Geçenlerde çocuklarla birlikte çok harika bir sinema filmine gittik. Şirinlerdi bu harika film. Şirin babanın sakin ve her şeyi bilen asil tavırları güven veriyor tüm küçük şirinlere.

Ve tabi ki seyreden tüm tatlı çocuklara… Alkışlanacak neredeyse her başarısından sonra.  Ne kadar da kendinden emin. Her şeyin bir çaresi bulunur diyor her olay karşısında. Sakin olup gülümseyerek düşünmek yeterli… Kalbi sıcacık ve sevgi dolu çünkü… İşte demek ki hayatın püf noktası bu!

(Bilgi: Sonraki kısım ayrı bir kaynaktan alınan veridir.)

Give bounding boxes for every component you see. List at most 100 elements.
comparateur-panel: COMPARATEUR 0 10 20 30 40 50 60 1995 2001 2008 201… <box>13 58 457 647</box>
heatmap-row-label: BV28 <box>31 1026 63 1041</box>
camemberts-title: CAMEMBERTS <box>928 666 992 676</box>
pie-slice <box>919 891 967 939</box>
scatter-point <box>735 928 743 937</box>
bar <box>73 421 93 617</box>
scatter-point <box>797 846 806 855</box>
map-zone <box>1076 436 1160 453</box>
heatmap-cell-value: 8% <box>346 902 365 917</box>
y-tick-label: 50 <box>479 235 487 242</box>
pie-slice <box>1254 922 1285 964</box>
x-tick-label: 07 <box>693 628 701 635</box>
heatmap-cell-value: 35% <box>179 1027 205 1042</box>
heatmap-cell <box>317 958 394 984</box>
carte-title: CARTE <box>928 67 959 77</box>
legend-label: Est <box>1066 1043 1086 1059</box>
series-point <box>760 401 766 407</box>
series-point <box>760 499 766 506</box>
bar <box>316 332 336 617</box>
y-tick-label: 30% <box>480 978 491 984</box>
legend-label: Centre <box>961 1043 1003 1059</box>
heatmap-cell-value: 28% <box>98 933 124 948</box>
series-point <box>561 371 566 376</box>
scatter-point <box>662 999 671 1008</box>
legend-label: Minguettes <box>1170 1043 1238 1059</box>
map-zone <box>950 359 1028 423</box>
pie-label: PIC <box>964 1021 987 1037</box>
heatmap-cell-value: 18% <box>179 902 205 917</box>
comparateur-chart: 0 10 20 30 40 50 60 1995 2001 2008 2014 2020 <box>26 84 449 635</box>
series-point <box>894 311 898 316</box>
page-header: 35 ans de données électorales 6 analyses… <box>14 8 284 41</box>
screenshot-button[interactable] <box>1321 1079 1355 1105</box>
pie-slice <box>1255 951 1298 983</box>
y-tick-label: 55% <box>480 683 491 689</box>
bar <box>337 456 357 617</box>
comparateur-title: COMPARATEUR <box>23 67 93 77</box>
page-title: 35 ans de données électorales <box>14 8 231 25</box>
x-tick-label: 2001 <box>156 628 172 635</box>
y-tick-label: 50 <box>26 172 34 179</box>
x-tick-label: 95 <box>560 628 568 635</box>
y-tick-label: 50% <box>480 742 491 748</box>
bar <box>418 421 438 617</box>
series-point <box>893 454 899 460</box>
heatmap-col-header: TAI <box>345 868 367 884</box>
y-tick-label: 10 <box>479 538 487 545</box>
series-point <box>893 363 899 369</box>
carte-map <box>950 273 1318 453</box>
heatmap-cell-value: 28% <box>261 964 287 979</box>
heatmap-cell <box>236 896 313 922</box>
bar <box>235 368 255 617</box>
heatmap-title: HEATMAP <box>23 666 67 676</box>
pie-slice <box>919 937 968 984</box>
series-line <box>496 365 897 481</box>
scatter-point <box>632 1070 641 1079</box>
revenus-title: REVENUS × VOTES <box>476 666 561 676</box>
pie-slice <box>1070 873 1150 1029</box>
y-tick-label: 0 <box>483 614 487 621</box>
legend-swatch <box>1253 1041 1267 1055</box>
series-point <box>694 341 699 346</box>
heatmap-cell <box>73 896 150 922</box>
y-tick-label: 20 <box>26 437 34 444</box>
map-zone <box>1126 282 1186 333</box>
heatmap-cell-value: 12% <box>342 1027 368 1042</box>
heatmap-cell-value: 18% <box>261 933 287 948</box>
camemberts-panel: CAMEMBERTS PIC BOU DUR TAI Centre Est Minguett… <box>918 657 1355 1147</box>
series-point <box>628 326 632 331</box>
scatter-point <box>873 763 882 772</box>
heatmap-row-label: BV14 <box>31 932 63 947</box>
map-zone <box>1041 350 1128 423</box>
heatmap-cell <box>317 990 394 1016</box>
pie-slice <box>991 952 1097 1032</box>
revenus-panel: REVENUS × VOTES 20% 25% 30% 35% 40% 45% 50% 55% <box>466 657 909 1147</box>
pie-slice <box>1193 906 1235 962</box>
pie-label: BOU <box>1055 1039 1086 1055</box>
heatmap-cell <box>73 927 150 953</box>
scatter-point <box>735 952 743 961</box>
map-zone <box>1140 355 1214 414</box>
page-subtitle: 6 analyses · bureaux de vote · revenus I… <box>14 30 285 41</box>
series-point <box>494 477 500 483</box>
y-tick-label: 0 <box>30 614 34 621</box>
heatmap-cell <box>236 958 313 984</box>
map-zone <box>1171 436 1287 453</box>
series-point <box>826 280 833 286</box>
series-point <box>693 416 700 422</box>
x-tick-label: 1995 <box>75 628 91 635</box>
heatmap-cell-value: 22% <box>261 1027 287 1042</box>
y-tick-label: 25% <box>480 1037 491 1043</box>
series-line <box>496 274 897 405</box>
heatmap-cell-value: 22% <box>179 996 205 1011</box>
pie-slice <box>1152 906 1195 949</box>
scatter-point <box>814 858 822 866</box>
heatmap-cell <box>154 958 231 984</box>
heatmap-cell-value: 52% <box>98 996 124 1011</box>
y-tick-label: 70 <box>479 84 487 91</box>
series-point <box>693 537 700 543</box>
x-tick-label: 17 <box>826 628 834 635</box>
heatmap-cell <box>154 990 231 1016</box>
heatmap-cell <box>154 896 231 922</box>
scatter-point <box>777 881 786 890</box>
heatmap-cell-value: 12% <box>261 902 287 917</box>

İşin güzel yanı her ne kadar çocuklar için görünse de film, her zamanki gibi çocuklar filmi cocukca izleyip heycanlanıp , çığlik atıp, alkış tutarken, benim duygusal bir insan olarak bazı sahnelerinde ağlamamdı. Filmdeki mesajları bulmaya çalışmamdı. Peki ne değişiyor diye düşundüm? Büyüduk de duygular mı yoğunlaştı, yoksa çocukca düşunmeyi mi unutuyoruz? Yoksa kurallar mı bizi bu hale getiriyor. Çocuk saflığını , saf ve temiz düşünceyi unutuyoruz belki de. Takılıyoruz hayatın akıntısına bir şekilde. En iyii kim yapar, herşeyin en güzeli kimde var, benim arabam benim evim en pahalı…….. gibisinden gereksiz düşünce arzu ve isteklerle kirletiyoruz düşüncelerimizi. Ve farkına varmadan saf çocuklarımızın da düşüncelerini. Onlara da aşılaniyor en iyiyi en mükemmeli yapması gerekliliği. Oysa kime göre doğru, neye göre yanlış, kime göre iyi , neye göre kötü?….. her bir kişi ,hiçbir kimseye bakmadan kendi potansiyelince ve mutlu olduğunca en iyi yapmak istedığı işi veya eylemi,  veya hareketi yapsa çok daha güzel olurdu. Her kişi kendi doğrularıyla mutlu ve de doğru çünkü. Nasıl ki doğuştan hiçbirkişi bir diğerine benzemiyor, hiçbirkişinin  doğruları bir diğerine benzemiyor. Hep kendi doğrularımızın en iyisini yapalım , kendimizi kimseyle kıyaslayıp yarıştırmayalım. Ve bırakalım herkes kendi filmini oynsın.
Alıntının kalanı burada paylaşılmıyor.